MRNA is fairly valued relative to its current transitional phase but carries a premium based on future potential. The trailing PS ratio of 5.90x is near the low end of its own recent historical range (from 9.92x to 16.75x), suggesting the market has priced in the near-term revenue decline. However, this multiple is still applied to a company with negative earnings and cash flow, implying the market is paying for the optionality of its 35-candidate pipeline. Compared to profitable biotech peers, it is overvalued on earnings, but for a platform story, the current price reflects a balanced risk/reward.

MRNA is a speculative buy only for investors with a high-risk tolerance and a long-term horizon. The stock offers significant upside (analyst EPS estimates average $2.66) if its pipeline succeeds, but carries severe downside risk, with potential to fall 55% to its 52-week low of $22.28 if clinical trials fail or cash burn accelerates. Given the current Hold rating, it is not a good buy for conservative or income-seeking investors, but aggressive investors might find the de-risked 5.90x PS ratio an attractive entry point for the platform optionality.

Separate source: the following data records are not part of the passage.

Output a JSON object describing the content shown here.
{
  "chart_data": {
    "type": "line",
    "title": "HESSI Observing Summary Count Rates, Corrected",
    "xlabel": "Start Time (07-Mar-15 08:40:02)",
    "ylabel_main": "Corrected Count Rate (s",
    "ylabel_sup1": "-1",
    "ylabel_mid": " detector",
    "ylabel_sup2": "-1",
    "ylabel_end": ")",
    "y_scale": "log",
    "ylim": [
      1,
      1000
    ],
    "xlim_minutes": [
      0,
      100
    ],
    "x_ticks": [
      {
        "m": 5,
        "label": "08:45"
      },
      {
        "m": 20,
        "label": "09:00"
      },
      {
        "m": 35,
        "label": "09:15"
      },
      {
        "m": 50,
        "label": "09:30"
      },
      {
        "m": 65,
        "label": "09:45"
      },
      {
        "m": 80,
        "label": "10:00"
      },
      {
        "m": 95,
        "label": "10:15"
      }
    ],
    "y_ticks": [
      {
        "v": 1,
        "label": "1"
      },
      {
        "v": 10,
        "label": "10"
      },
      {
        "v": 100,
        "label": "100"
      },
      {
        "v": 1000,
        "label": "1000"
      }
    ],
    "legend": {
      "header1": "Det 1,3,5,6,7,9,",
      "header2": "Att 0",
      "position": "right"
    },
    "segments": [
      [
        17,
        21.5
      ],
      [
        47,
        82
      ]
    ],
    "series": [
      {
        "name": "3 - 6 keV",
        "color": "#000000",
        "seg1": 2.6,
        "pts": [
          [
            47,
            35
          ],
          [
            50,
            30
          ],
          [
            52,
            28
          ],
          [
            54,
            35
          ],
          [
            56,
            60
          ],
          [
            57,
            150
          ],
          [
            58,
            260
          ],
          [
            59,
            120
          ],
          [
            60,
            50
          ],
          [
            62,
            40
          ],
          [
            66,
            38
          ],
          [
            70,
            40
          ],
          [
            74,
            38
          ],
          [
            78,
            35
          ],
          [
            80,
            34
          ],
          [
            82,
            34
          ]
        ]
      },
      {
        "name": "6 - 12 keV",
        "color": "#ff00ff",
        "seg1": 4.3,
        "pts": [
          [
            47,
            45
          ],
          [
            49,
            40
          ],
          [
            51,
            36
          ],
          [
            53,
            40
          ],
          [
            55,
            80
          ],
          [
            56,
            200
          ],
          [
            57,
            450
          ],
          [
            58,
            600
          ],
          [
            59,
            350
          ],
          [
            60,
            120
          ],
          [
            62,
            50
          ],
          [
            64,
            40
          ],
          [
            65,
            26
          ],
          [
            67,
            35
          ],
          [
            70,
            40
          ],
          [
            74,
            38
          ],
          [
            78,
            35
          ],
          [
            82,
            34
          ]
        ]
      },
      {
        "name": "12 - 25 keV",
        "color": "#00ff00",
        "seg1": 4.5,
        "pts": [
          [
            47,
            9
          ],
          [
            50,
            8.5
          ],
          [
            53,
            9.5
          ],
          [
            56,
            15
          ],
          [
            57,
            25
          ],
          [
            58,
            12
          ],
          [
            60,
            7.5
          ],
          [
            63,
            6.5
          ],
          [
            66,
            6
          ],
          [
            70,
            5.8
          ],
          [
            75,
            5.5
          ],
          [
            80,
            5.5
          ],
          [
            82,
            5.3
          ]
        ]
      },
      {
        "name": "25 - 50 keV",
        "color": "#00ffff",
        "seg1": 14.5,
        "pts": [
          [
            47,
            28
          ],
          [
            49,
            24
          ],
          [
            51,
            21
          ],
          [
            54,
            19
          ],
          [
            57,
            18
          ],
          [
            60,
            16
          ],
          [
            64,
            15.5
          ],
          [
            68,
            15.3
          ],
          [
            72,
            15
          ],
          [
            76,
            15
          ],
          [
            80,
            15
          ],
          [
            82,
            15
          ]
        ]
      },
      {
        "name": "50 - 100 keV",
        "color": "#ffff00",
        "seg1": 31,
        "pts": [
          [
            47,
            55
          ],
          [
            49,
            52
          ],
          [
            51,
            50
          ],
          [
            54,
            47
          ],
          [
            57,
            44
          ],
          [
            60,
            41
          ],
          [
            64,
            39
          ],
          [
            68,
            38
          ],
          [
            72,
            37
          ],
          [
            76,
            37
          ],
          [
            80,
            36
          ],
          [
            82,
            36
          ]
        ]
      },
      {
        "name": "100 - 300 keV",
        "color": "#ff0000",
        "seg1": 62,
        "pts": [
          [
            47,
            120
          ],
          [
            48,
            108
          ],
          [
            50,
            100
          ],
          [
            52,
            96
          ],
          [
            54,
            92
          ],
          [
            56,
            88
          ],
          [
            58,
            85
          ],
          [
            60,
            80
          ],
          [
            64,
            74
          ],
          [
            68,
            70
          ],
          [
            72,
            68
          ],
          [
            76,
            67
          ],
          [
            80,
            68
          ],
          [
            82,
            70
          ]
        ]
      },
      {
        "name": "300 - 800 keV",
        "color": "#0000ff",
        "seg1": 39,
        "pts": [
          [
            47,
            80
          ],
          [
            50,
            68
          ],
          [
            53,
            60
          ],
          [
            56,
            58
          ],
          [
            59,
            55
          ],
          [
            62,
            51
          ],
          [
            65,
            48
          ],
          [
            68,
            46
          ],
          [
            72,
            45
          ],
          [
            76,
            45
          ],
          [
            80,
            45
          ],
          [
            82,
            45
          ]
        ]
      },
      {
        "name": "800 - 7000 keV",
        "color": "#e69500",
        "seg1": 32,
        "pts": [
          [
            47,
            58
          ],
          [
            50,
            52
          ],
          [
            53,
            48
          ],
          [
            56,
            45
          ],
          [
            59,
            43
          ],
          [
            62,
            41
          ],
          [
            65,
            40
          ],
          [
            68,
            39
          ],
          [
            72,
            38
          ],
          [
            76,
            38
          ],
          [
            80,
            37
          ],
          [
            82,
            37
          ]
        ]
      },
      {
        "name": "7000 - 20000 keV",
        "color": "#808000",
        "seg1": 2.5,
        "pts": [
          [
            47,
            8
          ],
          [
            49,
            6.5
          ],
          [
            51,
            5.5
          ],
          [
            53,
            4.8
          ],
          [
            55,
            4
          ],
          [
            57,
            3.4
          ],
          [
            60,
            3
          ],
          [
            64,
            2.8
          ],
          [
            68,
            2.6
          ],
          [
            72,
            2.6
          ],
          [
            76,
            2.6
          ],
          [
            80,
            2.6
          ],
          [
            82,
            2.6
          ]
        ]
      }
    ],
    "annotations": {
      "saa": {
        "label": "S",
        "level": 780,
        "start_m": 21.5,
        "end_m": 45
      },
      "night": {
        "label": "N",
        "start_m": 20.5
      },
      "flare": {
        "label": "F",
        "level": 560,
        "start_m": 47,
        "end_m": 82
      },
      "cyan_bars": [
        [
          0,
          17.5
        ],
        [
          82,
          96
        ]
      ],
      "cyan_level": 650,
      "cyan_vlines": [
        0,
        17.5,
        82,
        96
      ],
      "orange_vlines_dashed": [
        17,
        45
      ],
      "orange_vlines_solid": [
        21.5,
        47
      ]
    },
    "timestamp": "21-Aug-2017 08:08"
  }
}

MRNA is strictly a long-term investment for a speculative portion of a portfolio. The lengthy clinical development timeline (next major product likely 2+ years away) and high cash burn make it unsuitable for short-term trading, despite its beta of 1.03 and recent volatility. The stock's value will be determined by pipeline successes over the next 3-5 years, not quarterly fluctuations. Investors should be prepared to hold for a minimum of 3-5 years to see the platform story play out, and must tolerate significant price swings along the way.